His father’s fingers tightened around his bicep. ‘On the face of it, we’re trying to study their reproductive cycle.’

‘But in fact?’

His father pointed across the aisle to the nearest row of seats. ‘Sit down.’

They sat side by side and contemplated the teeming mound.

‘It’s a city,’ explained Joseph Said. ‘A mega-city. It’s no less artificial or volatile than any other city. London. New York. Bombay. Here in captivity, with its population prevented from escape, it resembles a city under siege. I’ve christened it Gaza City.’

‘Is this a protest?’ Jonah asked gently.

‘Not really.’

‘But you’re making a point?’

His father smiled ruefully and patted Jonah on the knee. ‘The truth is I find their mindlessness comforting.’
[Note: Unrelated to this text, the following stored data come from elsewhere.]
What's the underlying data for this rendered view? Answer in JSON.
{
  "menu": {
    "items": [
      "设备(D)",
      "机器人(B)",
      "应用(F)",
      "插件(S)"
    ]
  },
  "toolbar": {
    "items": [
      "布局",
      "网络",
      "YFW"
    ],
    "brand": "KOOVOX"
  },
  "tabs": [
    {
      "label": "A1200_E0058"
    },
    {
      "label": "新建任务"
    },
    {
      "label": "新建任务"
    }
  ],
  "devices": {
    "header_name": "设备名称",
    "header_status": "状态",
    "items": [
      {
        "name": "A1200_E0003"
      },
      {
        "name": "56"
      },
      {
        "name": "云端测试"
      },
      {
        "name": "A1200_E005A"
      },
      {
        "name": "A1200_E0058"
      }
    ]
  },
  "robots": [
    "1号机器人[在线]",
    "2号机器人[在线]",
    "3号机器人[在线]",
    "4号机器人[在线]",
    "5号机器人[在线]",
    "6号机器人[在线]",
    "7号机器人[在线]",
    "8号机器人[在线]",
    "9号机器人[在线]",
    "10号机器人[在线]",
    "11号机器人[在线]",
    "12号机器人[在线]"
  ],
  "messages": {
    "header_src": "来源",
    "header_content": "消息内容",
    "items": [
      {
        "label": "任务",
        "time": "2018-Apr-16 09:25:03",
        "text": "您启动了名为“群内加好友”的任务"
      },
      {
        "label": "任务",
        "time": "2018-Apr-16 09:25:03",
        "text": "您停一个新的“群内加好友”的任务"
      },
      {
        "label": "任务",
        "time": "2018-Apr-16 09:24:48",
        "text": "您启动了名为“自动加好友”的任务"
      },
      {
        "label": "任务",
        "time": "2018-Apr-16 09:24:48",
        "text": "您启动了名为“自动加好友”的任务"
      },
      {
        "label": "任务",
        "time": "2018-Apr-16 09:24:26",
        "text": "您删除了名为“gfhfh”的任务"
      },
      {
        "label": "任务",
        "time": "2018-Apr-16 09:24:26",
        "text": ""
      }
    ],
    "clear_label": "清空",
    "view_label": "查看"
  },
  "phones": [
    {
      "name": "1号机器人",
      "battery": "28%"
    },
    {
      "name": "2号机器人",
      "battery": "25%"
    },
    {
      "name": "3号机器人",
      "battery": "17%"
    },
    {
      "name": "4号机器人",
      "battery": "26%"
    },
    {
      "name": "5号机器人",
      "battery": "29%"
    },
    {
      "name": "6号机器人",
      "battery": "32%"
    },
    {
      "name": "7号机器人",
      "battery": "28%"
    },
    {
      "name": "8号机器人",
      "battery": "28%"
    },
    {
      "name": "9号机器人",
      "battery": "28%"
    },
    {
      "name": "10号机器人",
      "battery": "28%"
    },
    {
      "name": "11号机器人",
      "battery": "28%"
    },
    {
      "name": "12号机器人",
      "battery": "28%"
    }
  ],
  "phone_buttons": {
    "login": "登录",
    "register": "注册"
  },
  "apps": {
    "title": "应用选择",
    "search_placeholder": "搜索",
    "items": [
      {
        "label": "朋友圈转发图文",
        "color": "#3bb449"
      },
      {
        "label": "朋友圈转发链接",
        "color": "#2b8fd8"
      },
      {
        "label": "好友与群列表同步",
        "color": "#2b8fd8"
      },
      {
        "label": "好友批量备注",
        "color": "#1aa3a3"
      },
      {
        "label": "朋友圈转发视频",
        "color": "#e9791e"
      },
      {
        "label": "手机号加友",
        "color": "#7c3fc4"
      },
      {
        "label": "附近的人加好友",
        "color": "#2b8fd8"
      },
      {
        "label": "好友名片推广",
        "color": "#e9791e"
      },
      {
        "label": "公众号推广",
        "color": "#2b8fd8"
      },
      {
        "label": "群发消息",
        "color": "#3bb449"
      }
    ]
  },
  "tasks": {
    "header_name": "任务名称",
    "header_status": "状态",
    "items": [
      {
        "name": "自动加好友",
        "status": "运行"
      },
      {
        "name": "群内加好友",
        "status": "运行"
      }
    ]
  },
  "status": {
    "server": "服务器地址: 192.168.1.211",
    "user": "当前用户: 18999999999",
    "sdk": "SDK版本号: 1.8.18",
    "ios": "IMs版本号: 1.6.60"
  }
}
It was too painful, and Jonah turned away to stare at the far wall. It wasn’t fair.

‘We lifted this nest from a remote corner of Venezuela, where stunning flat-topped mountains called
tepuis
rise out of the forest. It’s an ecologically pristine environment. And it’s doomed. Their flat tops mean that the animals have nowhere colder to climb to if the temperature rises. Darwin’s dice have rolled badly for the planet, I think.’

He paused.

‘Come to my office,’ he said abruptly, and got to his feet. ‘Let’s sit and have a coffee. You can do your mother’s bidding.’

Jonah followed him back down the corridor to his office with its view of the grounds. He looked around, searching for familiar items. He spotted the narghile pipe on the top of a bookcase and on the wall the framed deeds to the family home in Bethlehem, where his father had been born and which Jonah had never seen. The house was now occupied by an Israeli family that his father had been conducting good-humoured correspondence with for several decades. His father pulled a bag of coffee out of a drawer and ducked out into the corridor to fill his dented aluminium coffee pot with water. A familiar ritual.

‘Where have you been?’ he called out.

Jonah waited for him to return.

‘I was in Sierra Leone,’ Jonah told him, ‘and after that New York. I’m flying to Afghanistan tonight.’

‘Wherever there is trouble, that’s where you are,’ said his father, lighting the gas-ring stove he kept on a table beside his desk. He set the pot on the stove. ‘When are you going to tell your mother what you do?’

‘I’m not in any hurry,’ Jonah replied.

‘You should tell her what you do,’ his father said. ‘Soon I’m going to forget. Somebody in the family should know.’

This was how they communicated, in this particularly English way, by means of hint and pause, in which what was happening to his father was described by what was not said rather than what was. Funny, really, when you thought about it, given that neither of them was really English.